BRAIN lab has started collaboration with Associate Professor Dr. Ekkarat Boonchieng who founded Center of Excellence in Community Health Informatics (CEOICHI)
By incorporating computational model into Big Data from CEOICHI, we aim to improve the medical making decision in Healthcare.
Center of Excellence in Community Health Informatics has established since 2016.
The founder and first director of COE is Associate Professor Dr. Ekkarat Boonchieng.
The COE is funded by Chiang Mai University and has a main mission on spinning out the research related to community health informatics.

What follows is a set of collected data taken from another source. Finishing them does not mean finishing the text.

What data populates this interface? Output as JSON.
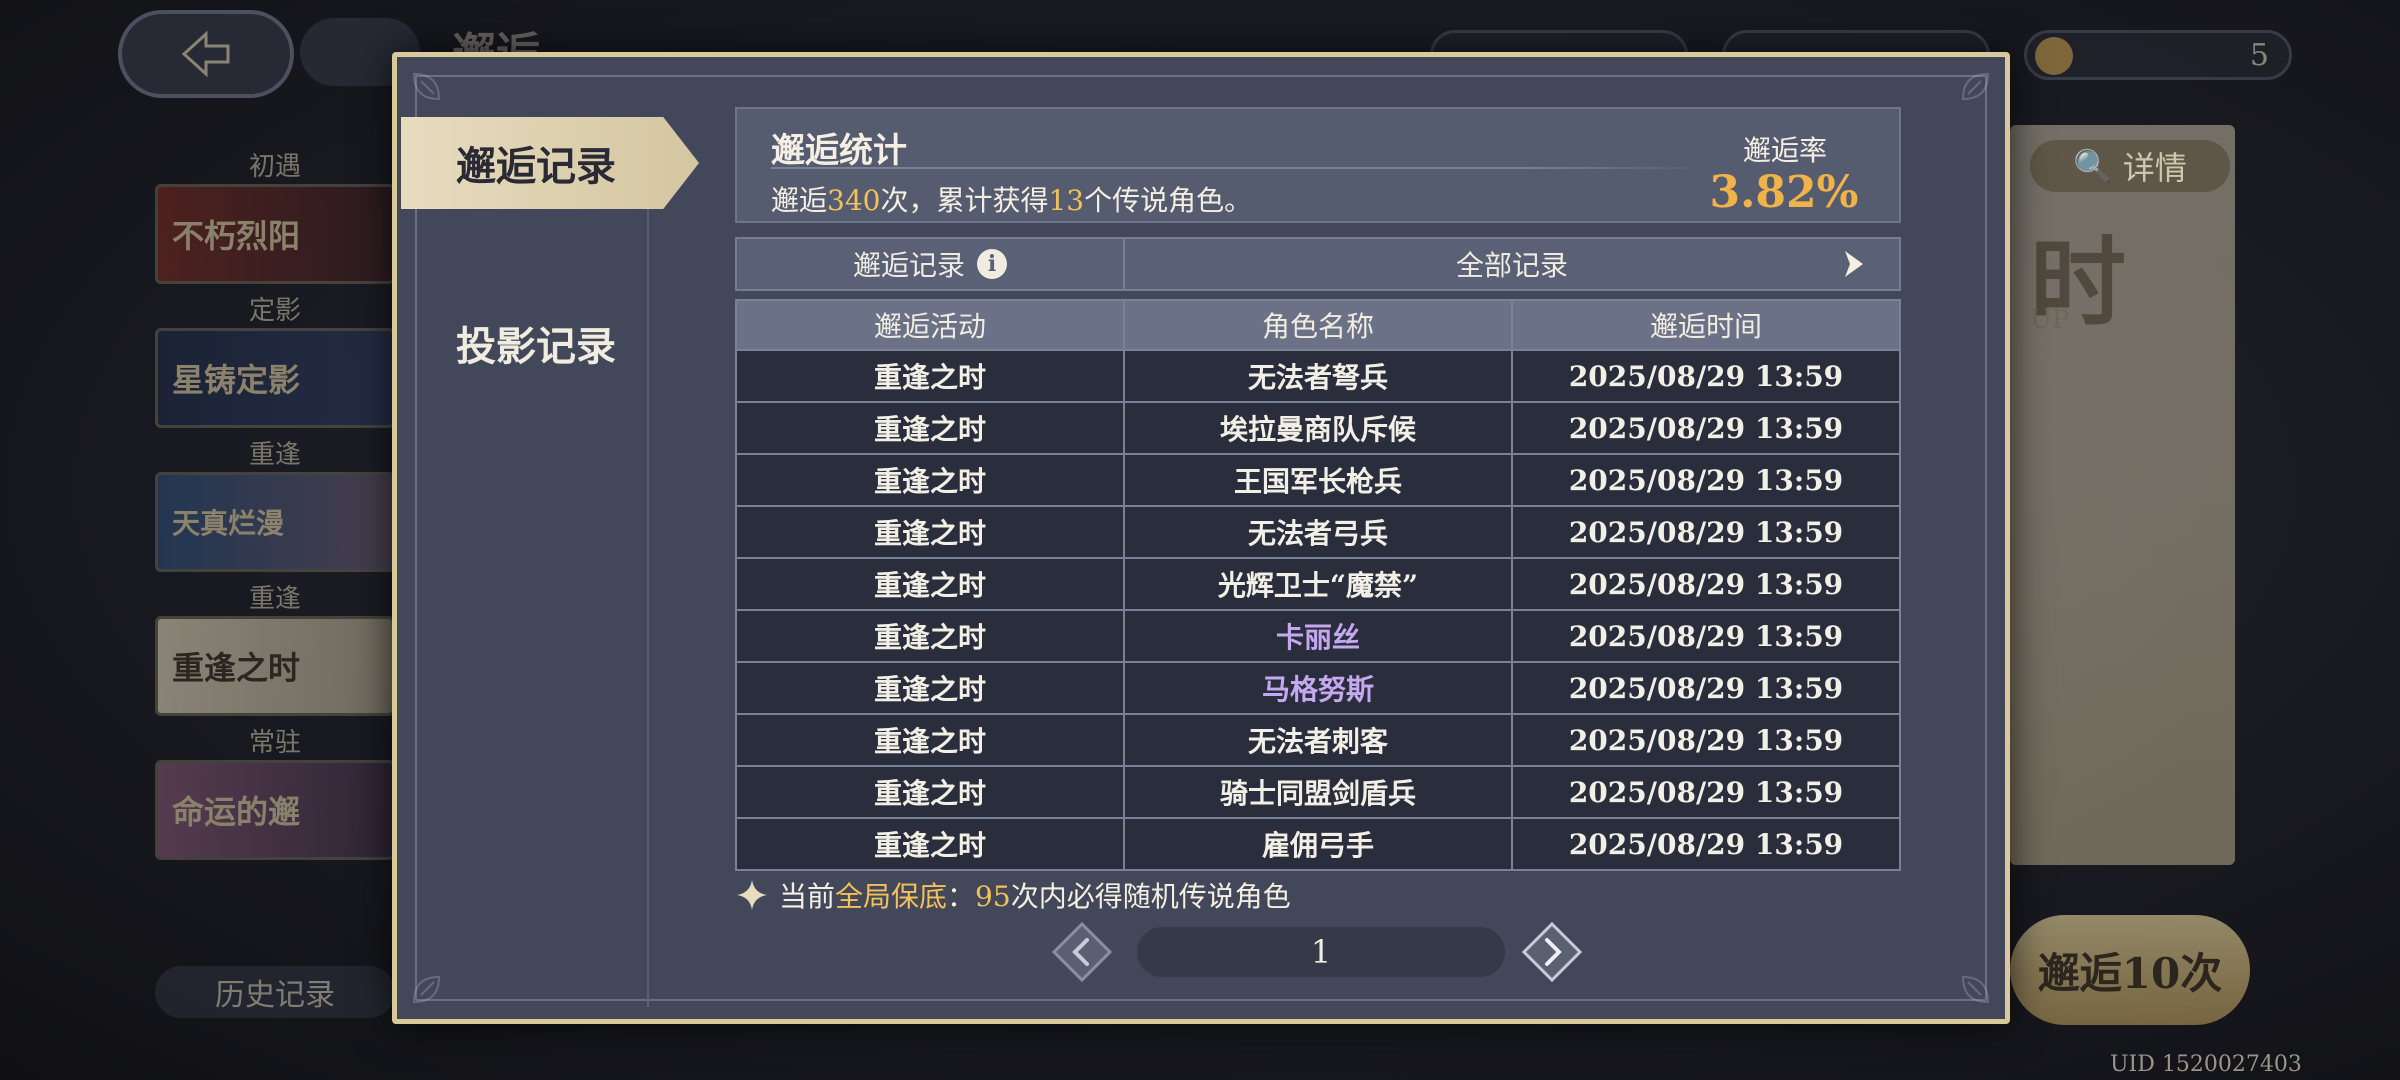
{
  "background": {
    "top_title": "邂逅",
    "currency_amount": "5",
    "banner_categories": [
      "初遇",
      "定影",
      "重逢",
      "重逢",
      "常驻"
    ],
    "banner_names": [
      "不朽烈阳",
      "星铸定影",
      "天真烂漫",
      "重逢之时",
      "命运的邂"
    ],
    "history_button": "历史记录",
    "detail_button": "详情",
    "right_big_char": "时",
    "right_up_text": "UP",
    "draw10_button": "邂逅10次",
    "uid": "UID 1520027403"
  },
  "modal": {
    "tabs": {
      "active": "邂逅记录",
      "inactive": "投影记录"
    },
    "stats": {
      "title": "邂逅统计",
      "desc_prefix": "邂逅",
      "total_draws": "340",
      "desc_mid": "次，累计获得",
      "legendary_count": "13",
      "desc_suffix": "个传说角色。",
      "rate_label": "邂逅率",
      "rate_value": "3.82%"
    },
    "filter": {
      "label": "邂逅记录",
      "info_icon": "i",
      "selected": "全部记录"
    },
    "table": {
      "headers": [
        "邂逅活动",
        "角色名称",
        "邂逅时间"
      ],
      "rows": [
        {
          "activity": "重逢之时",
          "name": "无法者弩兵",
          "time": "2025/08/29 13:59",
          "rarity": "normal"
        },
        {
          "activity": "重逢之时",
          "name": "埃拉曼商队斥候",
          "time": "2025/08/29 13:59",
          "rarity": "normal"
        },
        {
          "activity": "重逢之时",
          "name": "王国军长枪兵",
          "time": "2025/08/29 13:59",
          "rarity": "normal"
        },
        {
          "activity": "重逢之时",
          "name": "无法者弓兵",
          "time": "2025/08/29 13:59",
          "rarity": "normal"
        },
        {
          "activity": "重逢之时",
          "name": "光辉卫士“魔禁”",
          "time": "2025/08/29 13:59",
          "rarity": "normal"
        },
        {
          "activity": "重逢之时",
          "name": "卡丽丝",
          "time": "2025/08/29 13:59",
          "rarity": "rare"
        },
        {
          "activity": "重逢之时",
          "name": "马格努斯",
          "time": "2025/08/29 13:59",
          "rarity": "rare"
        },
        {
          "activity": "重逢之时",
          "name": "无法者刺客",
          "time": "2025/08/29 13:59",
          "rarity": "normal"
        },
        {
          "activity": "重逢之时",
          "name": "骑士同盟剑盾兵",
          "time": "2025/08/29 13:59",
          "rarity": "normal"
        },
        {
          "activity": "重逢之时",
          "name": "雇佣弓手",
          "time": "2025/08/29 13:59",
          "rarity": "normal"
        }
      ]
    },
    "pity": {
      "prefix": "当前",
      "highlight": "全局保底",
      "colon": "：",
      "count": "95",
      "suffix": "次内必得随机传说角色"
    },
    "pagination": {
      "current_page": "1"
    },
    "colors": {
      "accent_gold": "#f2c15a",
      "rate_orange": "#f2b24a",
      "rare_purple": "#c4a8f0",
      "frame_gold": "#d8c99a"
    }
  }
}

Research team are from different faculties members including:
Faculty of Science
Faculty of Engineering
Faculty of Nursing
Faculty of Medicine
Faculty of Public Health
With external financial supporting from governmental organization, we are a non-profit research group that working for improve country in healthcare perspectives.

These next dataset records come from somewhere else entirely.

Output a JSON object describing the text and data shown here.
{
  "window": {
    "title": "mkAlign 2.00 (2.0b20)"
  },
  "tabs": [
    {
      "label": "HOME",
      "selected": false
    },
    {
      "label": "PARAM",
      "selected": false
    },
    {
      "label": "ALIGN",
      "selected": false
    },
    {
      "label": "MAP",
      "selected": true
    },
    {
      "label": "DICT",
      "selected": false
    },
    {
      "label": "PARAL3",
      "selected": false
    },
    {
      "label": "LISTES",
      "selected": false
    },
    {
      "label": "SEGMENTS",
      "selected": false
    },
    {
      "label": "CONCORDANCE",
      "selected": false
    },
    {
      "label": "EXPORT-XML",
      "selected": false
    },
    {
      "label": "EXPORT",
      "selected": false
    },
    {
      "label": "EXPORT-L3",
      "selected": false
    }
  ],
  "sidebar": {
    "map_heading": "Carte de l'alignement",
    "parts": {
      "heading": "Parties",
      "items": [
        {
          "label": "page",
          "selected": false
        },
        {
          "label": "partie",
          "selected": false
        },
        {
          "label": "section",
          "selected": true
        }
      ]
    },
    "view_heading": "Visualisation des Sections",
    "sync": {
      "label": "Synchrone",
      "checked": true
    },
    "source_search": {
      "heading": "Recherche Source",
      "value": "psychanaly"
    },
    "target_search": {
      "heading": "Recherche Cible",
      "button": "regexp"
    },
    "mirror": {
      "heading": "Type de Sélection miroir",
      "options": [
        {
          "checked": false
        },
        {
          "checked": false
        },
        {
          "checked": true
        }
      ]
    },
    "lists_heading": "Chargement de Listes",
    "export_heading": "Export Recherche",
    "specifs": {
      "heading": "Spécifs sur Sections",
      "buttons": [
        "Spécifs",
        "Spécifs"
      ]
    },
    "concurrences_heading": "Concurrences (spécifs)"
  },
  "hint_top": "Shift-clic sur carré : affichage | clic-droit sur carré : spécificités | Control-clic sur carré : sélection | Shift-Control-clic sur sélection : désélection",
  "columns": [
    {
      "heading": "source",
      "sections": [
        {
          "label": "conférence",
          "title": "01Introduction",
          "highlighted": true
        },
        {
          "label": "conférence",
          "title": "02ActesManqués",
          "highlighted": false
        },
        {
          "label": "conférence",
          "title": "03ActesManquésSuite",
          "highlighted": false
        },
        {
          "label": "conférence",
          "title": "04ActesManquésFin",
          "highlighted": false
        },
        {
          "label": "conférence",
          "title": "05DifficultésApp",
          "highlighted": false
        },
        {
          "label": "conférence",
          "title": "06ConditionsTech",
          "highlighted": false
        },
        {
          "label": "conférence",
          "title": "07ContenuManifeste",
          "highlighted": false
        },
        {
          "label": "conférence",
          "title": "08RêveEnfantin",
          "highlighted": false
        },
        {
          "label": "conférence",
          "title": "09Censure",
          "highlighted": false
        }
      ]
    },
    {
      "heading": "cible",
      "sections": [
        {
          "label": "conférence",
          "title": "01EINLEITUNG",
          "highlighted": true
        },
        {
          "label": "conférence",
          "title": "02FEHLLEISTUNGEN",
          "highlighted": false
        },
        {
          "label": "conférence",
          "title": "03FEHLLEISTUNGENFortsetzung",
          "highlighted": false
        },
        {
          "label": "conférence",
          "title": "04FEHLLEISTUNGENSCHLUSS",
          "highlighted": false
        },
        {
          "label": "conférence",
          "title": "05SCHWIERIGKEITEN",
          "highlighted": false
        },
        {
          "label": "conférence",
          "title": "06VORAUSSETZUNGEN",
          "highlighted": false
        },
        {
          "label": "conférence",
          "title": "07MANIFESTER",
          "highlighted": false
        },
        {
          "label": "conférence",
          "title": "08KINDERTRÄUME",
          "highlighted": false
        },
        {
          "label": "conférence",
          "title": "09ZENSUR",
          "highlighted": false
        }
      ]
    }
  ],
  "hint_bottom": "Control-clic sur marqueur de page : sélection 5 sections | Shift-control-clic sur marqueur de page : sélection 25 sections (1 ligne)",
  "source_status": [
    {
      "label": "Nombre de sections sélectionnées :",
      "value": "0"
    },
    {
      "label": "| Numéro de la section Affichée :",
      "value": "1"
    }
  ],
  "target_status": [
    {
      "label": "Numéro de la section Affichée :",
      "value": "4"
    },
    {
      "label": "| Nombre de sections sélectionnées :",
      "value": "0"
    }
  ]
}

Single Channel ECG for Obstructive Sleep Apnea Severity Detection using a Deep Learning Approach
Abstract: Obstructive sleep apnea (OSA) is a common sleep disorder caused by abnormal breathing. The severity of OSA can lead to many symptoms such as sudden cardiac death (SCD). Polysomnography (PSG) is a gold standard for OSA diagnosis. It records many signals from the patient’s body for at least one whole night and calculates the Apnea-Hypopnea Index (AHI) which is the number of apnea or hypopnea incidences per hour. This value is then used to classify patients into OSA severity levels. However, it has many disadvantages and limitations. Consequently, we proposed a novel methodology of OSA severity classification using a Deep Learning approach. We focused on the classification between normal subjects (AHI < 5) and severe OSA patients (AHI > 30). The 15-second raw ECG records with apnea or hypopnea events were used with a series of one-dimensional Convolutional Neural Networks (1-D CNN) for automatic feature extraction, deep recurrent neural networks with Long ShortTerm Memory (LSTM) for temporal information extraction, and fully-connected neural networks (DNN) for feature encoding from a large number of features until it closed to two classes. The main advantages of our proposed method include easier data acquisition, instantaneous OSA severity detection, and effective feature extraction without domain knowledge from expertise. To evaluate our proposed method, 545 subjects of which 364 were normal and 181 were severe OSA patients obtained from the MrOS sleep study (Visit 1) database were used with the kfold cross-validation technique. The accuracy of 79.45% for OSA severity classification with sensitivity, specificity, and F-score was achieved. This is significantly higher than the results from the SVM classifier with RR Intervals and ECG derived respiration (EDR) signal feature extraction. The promising result shows that this proposed method is a good start for the detection of OSA severity from a single channel ECG which can be obtained from wearable devices at home and can also be applied to near realtime alerting systems such as before SCD occurs. For more details, see Banluesombatkul et al., TENCON., 2018.